How much equity can I take out?

Borrowers must have at least 20 percent equity in their home to be eligible for a cash-out refinance. Both conventional and FHA loans allow a maximum of 80 percent loan-to-value ratio (LTV) of the home's current value. So, if you wanted to take out 80 percent of your home's value you would multiply $200,000 x .

Can you borrow money against your house?

A home equity loan is a type of second mortgage. Home equity loans allow you to borrow against your home's value minus the amount of any outstanding mortgages on the property. Let's say your home is valued at $300,000 and your mortgage balance is $225,000. That's $75,000 you can potentially borrow against.

What is a second charge lender?


What is a 'second charge'? A mortgage is no more than a secured loan against an asset by way of a lien.
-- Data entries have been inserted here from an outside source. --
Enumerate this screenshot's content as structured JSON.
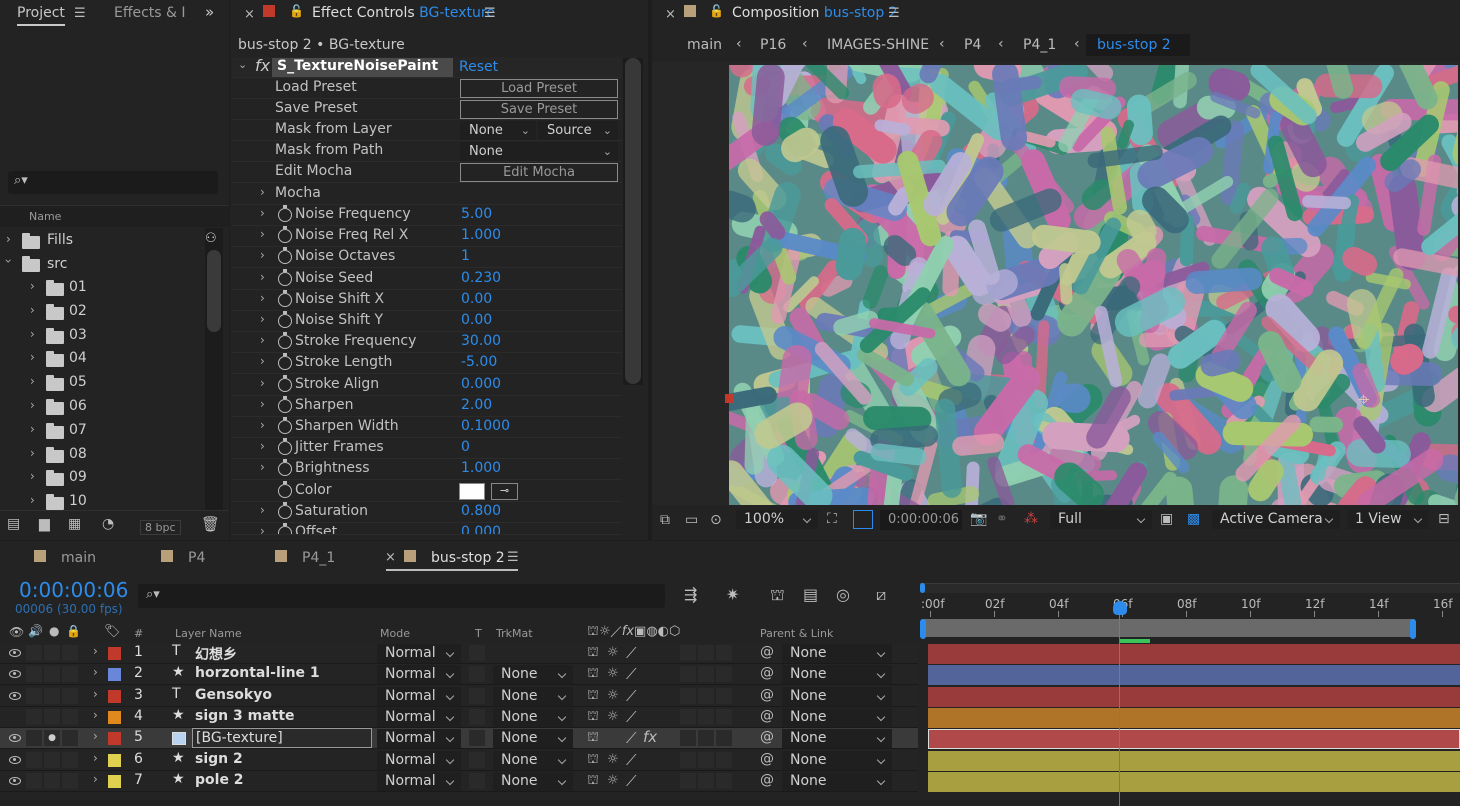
{
  "project": {
    "tabs": [
      "Project",
      "Effects & I"
    ],
    "col_name": "Name",
    "bpc": "8 bpc",
    "items": [
      "Fills",
      "src",
      "01",
      "02",
      "03",
      "04",
      "05",
      "06",
      "07",
      "08",
      "09",
      "10"
    ]
  },
  "effects": {
    "tab": "Effect Controls",
    "tab_target": "BG-texture",
    "breadcrumb": "bus-stop 2 • BG-texture",
    "effect_name": "S_TextureNoisePaint",
    "reset": "Reset",
    "fx": "fx",
    "load_preset": "Load Preset",
    "save_preset": "Save Preset",
    "mask_from_layer": "Mask from Layer",
    "mask_from_path": "Mask from Path",
    "edit_mocha": "Edit Mocha",
    "mocha": "Mocha",
    "dd_none": "None",
    "dd_source": "Source",
    "params": [
      {
        "label": "Noise Frequency",
        "value": "5.00"
      },
      {
        "label": "Noise Freq Rel X",
        "value": "1.000"
      },
      {
        "label": "Noise Octaves",
        "value": "1"
      },
      {
        "label": "Noise Seed",
        "value": "0.230"
      },
      {
        "label": "Noise Shift X",
        "value": "0.00"
      },
      {
        "label": "Noise Shift Y",
        "value": "0.00"
      },
      {
        "label": "Stroke Frequency",
        "value": "30.00"
      },
      {
        "label": "Stroke Length",
        "value": "-5.00"
      },
      {
        "label": "Stroke Align",
        "value": "0.000"
      },
      {
        "label": "Sharpen",
        "value": "2.00"
      },
      {
        "label": "Sharpen Width",
        "value": "0.1000"
      },
      {
        "label": "Jitter Frames",
        "value": "0"
      },
      {
        "label": "Brightness",
        "value": "1.000"
      },
      {
        "label": "Color",
        "value": ""
      },
      {
        "label": "Saturation",
        "value": "0.800"
      },
      {
        "label": "Offset",
        "value": "0.000"
      }
    ]
  },
  "comp": {
    "tab": "Composition",
    "tab_target": "bus-stop 2",
    "crumbs": [
      "main",
      "P16",
      "IMAGES-SHINE",
      "P4",
      "P4_1",
      "bus-stop 2"
    ],
    "zoom": "100%",
    "timecode": "0:00:00:06",
    "resolution": "Full",
    "camera": "Active Camera",
    "views": "1 View"
  },
  "timeline": {
    "tabs": [
      "main",
      "P4",
      "P4_1",
      "bus-stop 2"
    ],
    "timecode": "0:00:00:06",
    "frames": "00006 (30.00 fps)",
    "cols": {
      "num": "#",
      "layer_name": "Layer Name",
      "mode": "Mode",
      "t": "T",
      "trkmat": "TrkMat",
      "parent": "Parent & Link"
    },
    "ruler": [
      ":00f",
      "02f",
      "04f",
      "06f",
      "08f",
      "10f",
      "12f",
      "14f",
      "16f"
    ],
    "layers": [
      {
        "num": "1",
        "name": "幻想乡",
        "type": "T",
        "color": "#c0392b",
        "mode": "Normal",
        "trkmat": "",
        "parent": "None",
        "bar": "#9a3b3b"
      },
      {
        "num": "2",
        "name": "horzontal-line 1",
        "type": "★",
        "color": "#6a86d8",
        "mode": "Normal",
        "trkmat": "None",
        "parent": "None",
        "bar": "#52649a"
      },
      {
        "num": "3",
        "name": "Gensokyo",
        "type": "T",
        "color": "#c0392b",
        "mode": "Normal",
        "trkmat": "None",
        "parent": "None",
        "bar": "#9a3b3b"
      },
      {
        "num": "4",
        "name": "sign 3 matte",
        "type": "★",
        "color": "#e08a1e",
        "mode": "Normal",
        "trkmat": "None",
        "parent": "None",
        "bar": "#b07428"
      },
      {
        "num": "5",
        "name": "[BG-texture]",
        "type": "",
        "color": "#c0392b",
        "mode": "Normal",
        "trkmat": "None",
        "parent": "None",
        "bar": "#b04a4a"
      },
      {
        "num": "6",
        "name": "sign 2",
        "type": "★",
        "color": "#e0d050",
        "mode": "Normal",
        "trkmat": "None",
        "parent": "None",
        "bar": "#a8a040"
      },
      {
        "num": "7",
        "name": "pole 2",
        "type": "★",
        "color": "#e0d050",
        "mode": "Normal",
        "trkmat": "None",
        "parent": "None",
        "bar": "#a8a040"
      }
    ]
  }
}
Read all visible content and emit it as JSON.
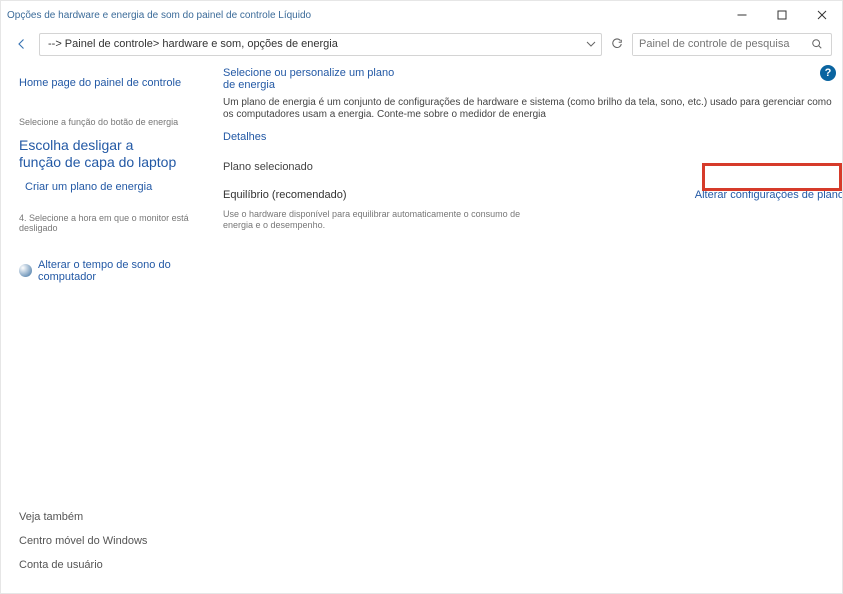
{
  "window": {
    "title": "Opções de hardware e energia de som do painel de controle Líquido"
  },
  "nav": {
    "breadcrumb": "--> Painel de controle> hardware e som, opções de energia",
    "search_placeholder": "Painel de controle de pesquisa"
  },
  "sidebar": {
    "home": "Home page do painel de controle",
    "power_btn_label": "Selecione a função do botão de energia",
    "close_lid": "Escolha desligar a função de capa do laptop",
    "create_plan": "Criar um plano de energia",
    "monitor_off": "4. Selecione a hora em que o monitor está desligado",
    "sleep": "Alterar o tempo de sono do computador",
    "see_also_heading": "Veja também",
    "mobility_center": "Centro móvel do Windows",
    "user_account": "Conta de usuário"
  },
  "main": {
    "heading": "Selecione ou personalize um plano de energia",
    "description": "Um plano de energia é um conjunto de configurações de hardware e sistema (como brilho da tela, sono, etc.) usado para gerenciar como os computadores usam a energia. Conte-me sobre o medidor de energia",
    "details": "Detalhes",
    "selected_plan_label": "Plano selecionado",
    "plan_name": "Equilíbrio (recomendado)",
    "plan_desc": "Use o hardware disponível para equilibrar automaticamente o consumo de energia e o desempenho.",
    "change_settings": "Alterar configurações de plano"
  }
}
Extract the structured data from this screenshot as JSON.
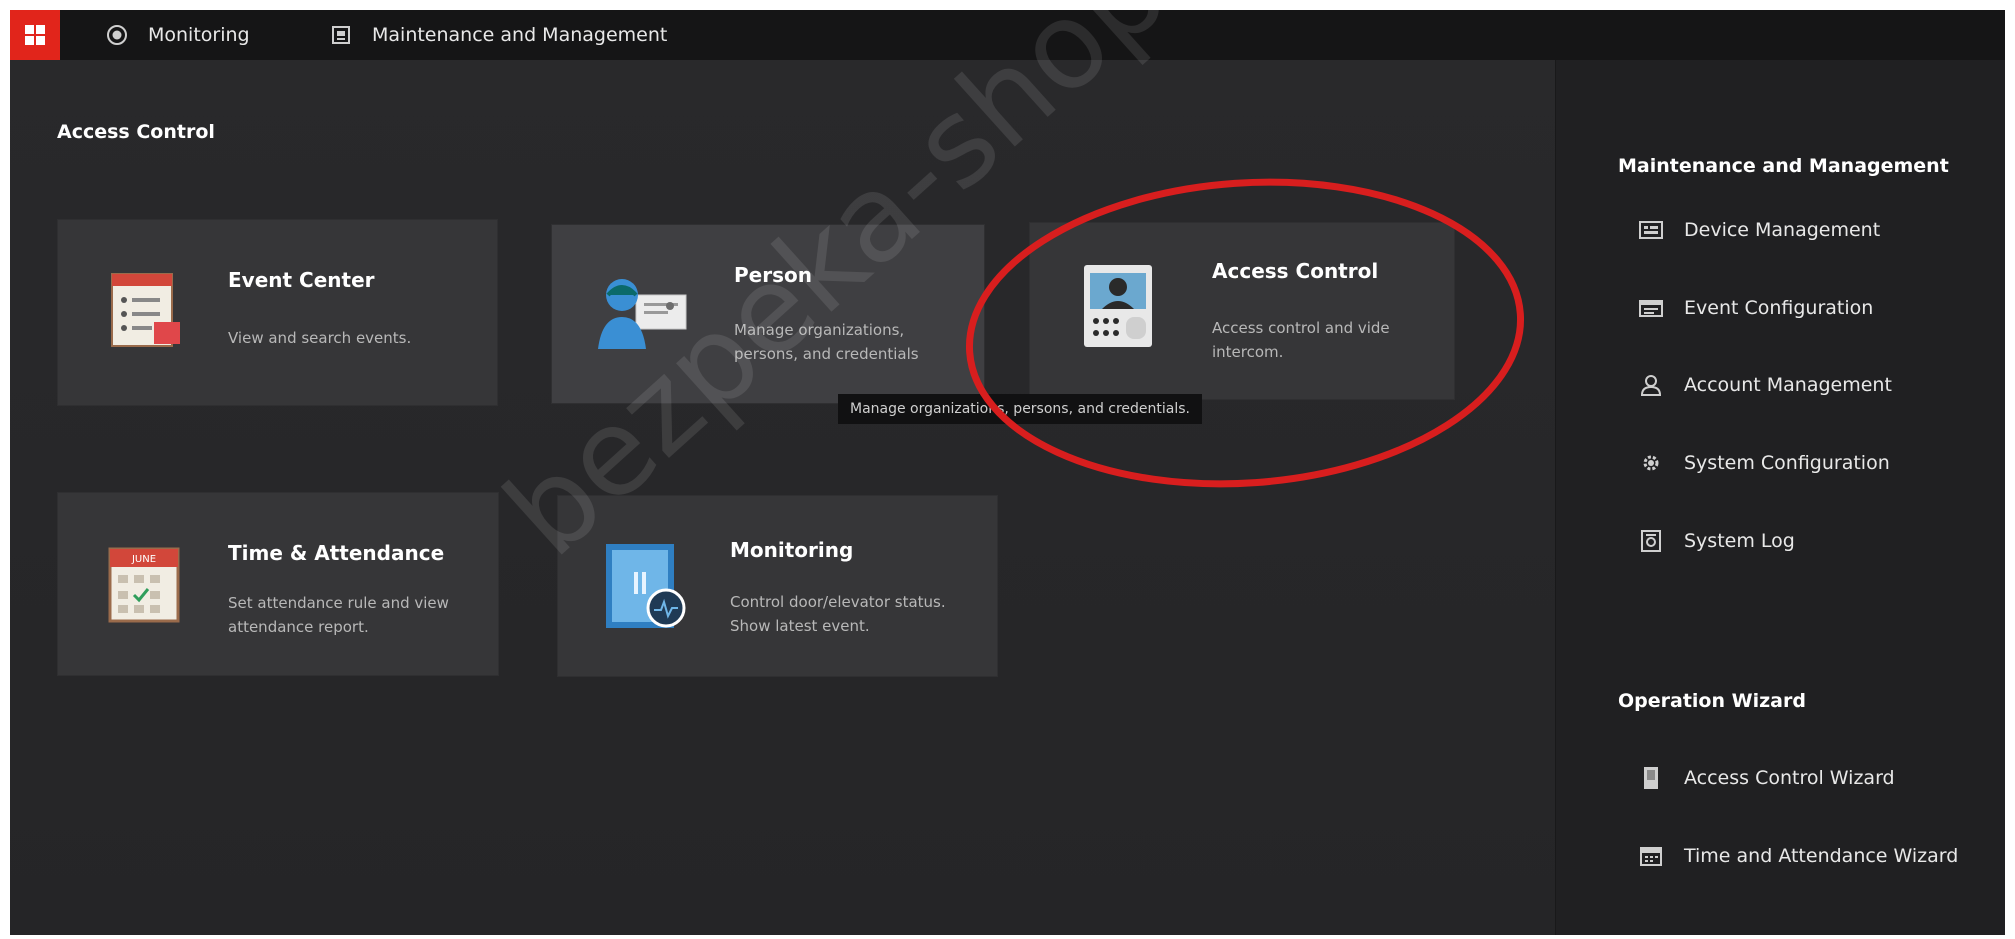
{
  "topbar": {
    "tabs": [
      {
        "label": "Monitoring",
        "icon": "monitoring-icon"
      },
      {
        "label": "Maintenance and Management",
        "icon": "maintenance-icon"
      }
    ]
  },
  "main": {
    "section_title": "Access Control",
    "cards": [
      {
        "title": "Event Center",
        "desc": "View and search events.",
        "icon": "event-center-icon"
      },
      {
        "title": "Person",
        "desc": "Manage organizations, persons, and credentials",
        "icon": "person-icon"
      },
      {
        "title": "Access Control",
        "desc": "Access control and vide intercom.",
        "icon": "access-control-icon"
      },
      {
        "title": "Time & Attendance",
        "desc": "Set attendance rule and view attendance report.",
        "icon": "time-attendance-icon"
      },
      {
        "title": "Monitoring",
        "desc": "Control door/elevator status. Show latest event.",
        "icon": "monitoring-door-icon"
      }
    ],
    "tooltip": "Manage organizations, persons, and credentials."
  },
  "panel": {
    "maintenance": {
      "title": "Maintenance and Management",
      "items": [
        {
          "label": "Device Management",
          "icon": "device-management-icon"
        },
        {
          "label": "Event Configuration",
          "icon": "event-configuration-icon"
        },
        {
          "label": "Account Management",
          "icon": "account-icon"
        },
        {
          "label": "System Configuration",
          "icon": "gear-icon"
        },
        {
          "label": "System Log",
          "icon": "log-icon"
        }
      ]
    },
    "wizard": {
      "title": "Operation Wizard",
      "items": [
        {
          "label": "Access Control Wizard",
          "icon": "door-icon"
        },
        {
          "label": "Time and Attendance Wizard",
          "icon": "calendar-icon"
        }
      ]
    }
  },
  "watermark": "bezpeka-shop.com",
  "colors": {
    "accent": "#e1251b",
    "annotation": "#d81e1e",
    "background": "#262628",
    "panel": "#202022"
  }
}
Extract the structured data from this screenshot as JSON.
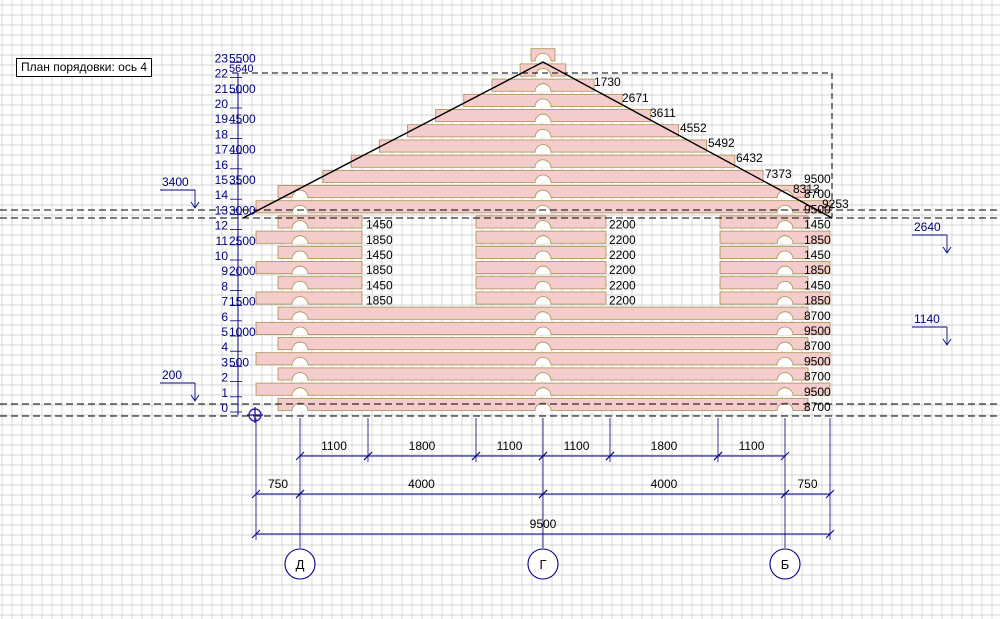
{
  "title": "План порядовки: ось 4",
  "colors": {
    "grid": "#c9c9c9",
    "log_fill": "#f5cccc",
    "log_stroke": "#a89050",
    "dim": "#000080",
    "roof": "#000000"
  },
  "row_numbers": [
    "0",
    "1",
    "2",
    "3",
    "4",
    "5",
    "6",
    "7",
    "8",
    "9",
    "10",
    "11",
    "12",
    "13",
    "14",
    "15",
    "16",
    "17",
    "18",
    "19",
    "20",
    "21",
    "22",
    "23"
  ],
  "height_marks": [
    "500",
    "1000",
    "1500",
    "2000",
    "2500",
    "3000",
    "3500",
    "4000",
    "4500",
    "5000",
    "5500"
  ],
  "top_mark": "5640",
  "roof_lengths": [
    "1730",
    "2671",
    "3611",
    "4552",
    "5492",
    "6432",
    "7373",
    "8313",
    "9253"
  ],
  "right_row_lengths": [
    "8700",
    "9500",
    "8700",
    "9500",
    "8700",
    "9500",
    "8700",
    "1850",
    "1450",
    "1850",
    "1450",
    "1850",
    "1450",
    "9500",
    "8700",
    "9500"
  ],
  "left_window_lengths": [
    "1850",
    "1450",
    "1850",
    "1450",
    "1850",
    "1450"
  ],
  "middle_lengths": [
    "2200",
    "2200",
    "2200",
    "2200",
    "2200",
    "2200"
  ],
  "side_levels": {
    "level_3400": "3400",
    "level_200": "200",
    "level_2640": "2640",
    "level_1140": "1140"
  },
  "dims": {
    "row1": [
      "1100",
      "1800",
      "1100",
      "1100",
      "1800",
      "1100"
    ],
    "row2": [
      "750",
      "4000",
      "4000",
      "750"
    ],
    "total": "9500"
  },
  "axes": [
    "Д",
    "Г",
    "Б"
  ]
}
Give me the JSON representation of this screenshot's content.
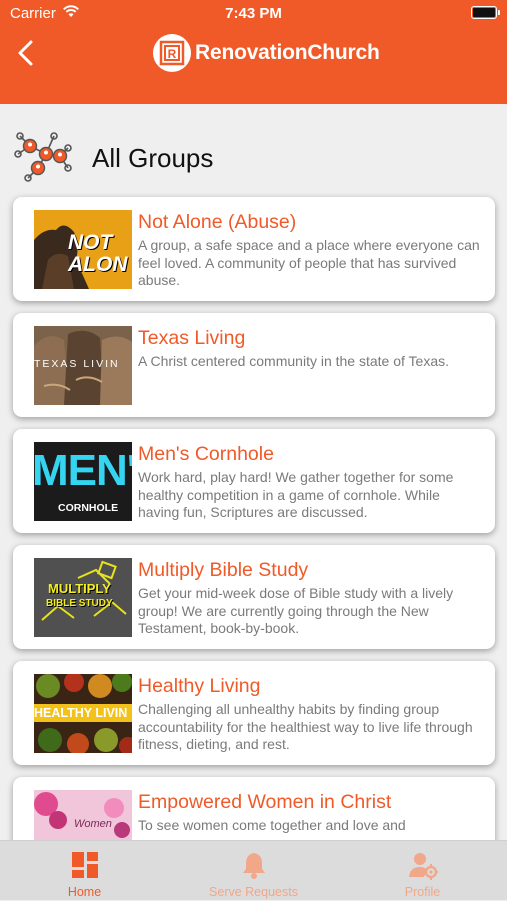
{
  "status_bar": {
    "carrier": "Carrier",
    "time": "7:43 PM"
  },
  "header": {
    "logo_text": "RenovationChurch",
    "logo_mark": "R",
    "accent": "#f05a28"
  },
  "page": {
    "title": "All Groups"
  },
  "groups": [
    {
      "title": "Not Alone (Abuse)",
      "description": "A group, a safe space and a place where everyone can feel loved. A community of people that has survived abuse.",
      "thumb_text": "NOT ALON",
      "thumb_icon": "silhouette-image"
    },
    {
      "title": "Texas Living",
      "description": "A Christ centered community in the state of Texas.",
      "thumb_text": "TEXAS LIVIN",
      "thumb_icon": "cowboy-boots-image"
    },
    {
      "title": "Men's Cornhole",
      "description": "Work hard, play hard! We gather together for some healthy competition in a game of cornhole. While having fun, Scriptures are discussed.",
      "thumb_text": "MEN'S",
      "thumb_subtext": "CORNHOLE",
      "thumb_icon": "cornhole-image"
    },
    {
      "title": "Multiply Bible Study",
      "description": "Get your mid-week dose of Bible study with a lively group! We are currently going through the New Testament, book-by-book.",
      "thumb_text": "MULTIPLY",
      "thumb_subtext": "BIBLE STUDY",
      "thumb_icon": "bible-study-image"
    },
    {
      "title": "Healthy Living",
      "description": "Challenging all unhealthy habits by finding group accountability for the healthiest way to live life through fitness, dieting, and rest.",
      "thumb_text": "HEALTHY LIVIN",
      "thumb_icon": "vegetables-image"
    },
    {
      "title": "Empowered Women in Christ",
      "description": "To see women come together and love and",
      "thumb_text": "Women",
      "thumb_icon": "flowers-image"
    }
  ],
  "tabbar": {
    "tabs": [
      {
        "label": "Home",
        "icon": "home-grid-icon",
        "active": true
      },
      {
        "label": "Serve Requests",
        "icon": "bell-icon",
        "active": false
      },
      {
        "label": "Profile",
        "icon": "profile-gear-icon",
        "active": false
      }
    ],
    "active_color": "#f05a28",
    "inactive_color": "#f0a78a"
  }
}
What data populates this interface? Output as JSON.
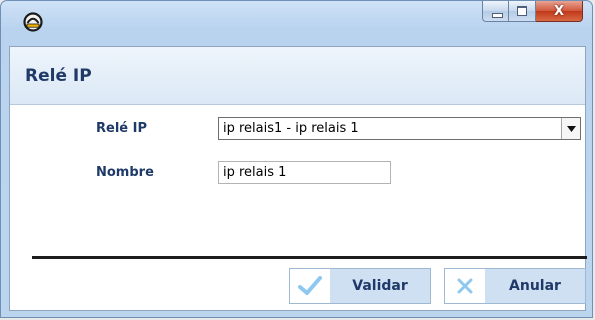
{
  "window": {
    "title": "",
    "close_glyph": "X"
  },
  "header": {
    "title": "Relé IP"
  },
  "form": {
    "rele_label": "Relé IP",
    "rele_value": "ip relais1 - ip relais 1",
    "nombre_label": "Nombre",
    "nombre_value": "ip relais 1"
  },
  "actions": {
    "validar_label": "Validar",
    "anular_label": "Anular"
  },
  "icons": {
    "app": "app-badge-icon",
    "check": "check-icon",
    "cancel": "x-icon",
    "dropdown": "chevron-down-icon"
  },
  "colors": {
    "title_text": "#1f3a68",
    "header_bg": "#dbe8f5",
    "button_bg": "#cfe0f2",
    "check_color": "#8ec8ef",
    "close_red": "#c1381a"
  }
}
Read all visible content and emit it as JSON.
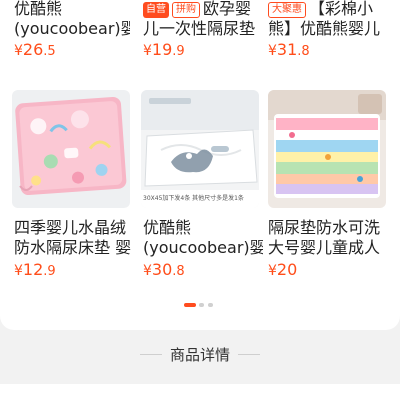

A second charge works in exactly the same way. In other words, a lender loans money to a borrower so that he / she may buy a property.

What is the difference between a first charge and second charge mortgage?

The lender for whom charge over assets is first created is called the holder of "first charge". Where a second loan is backed by the same assets on which a first charge already exists, the subsequent charge holder is called "second charge".

Can a second charge holder force a sale?

Can a Second Charge Holder Force a Sale? As with any secured loan, the lender's 'security' is the fact they can force the sale of your property, should you default. If the home is repossessed due to repayment arrears, the first charge holder will have the priority claim.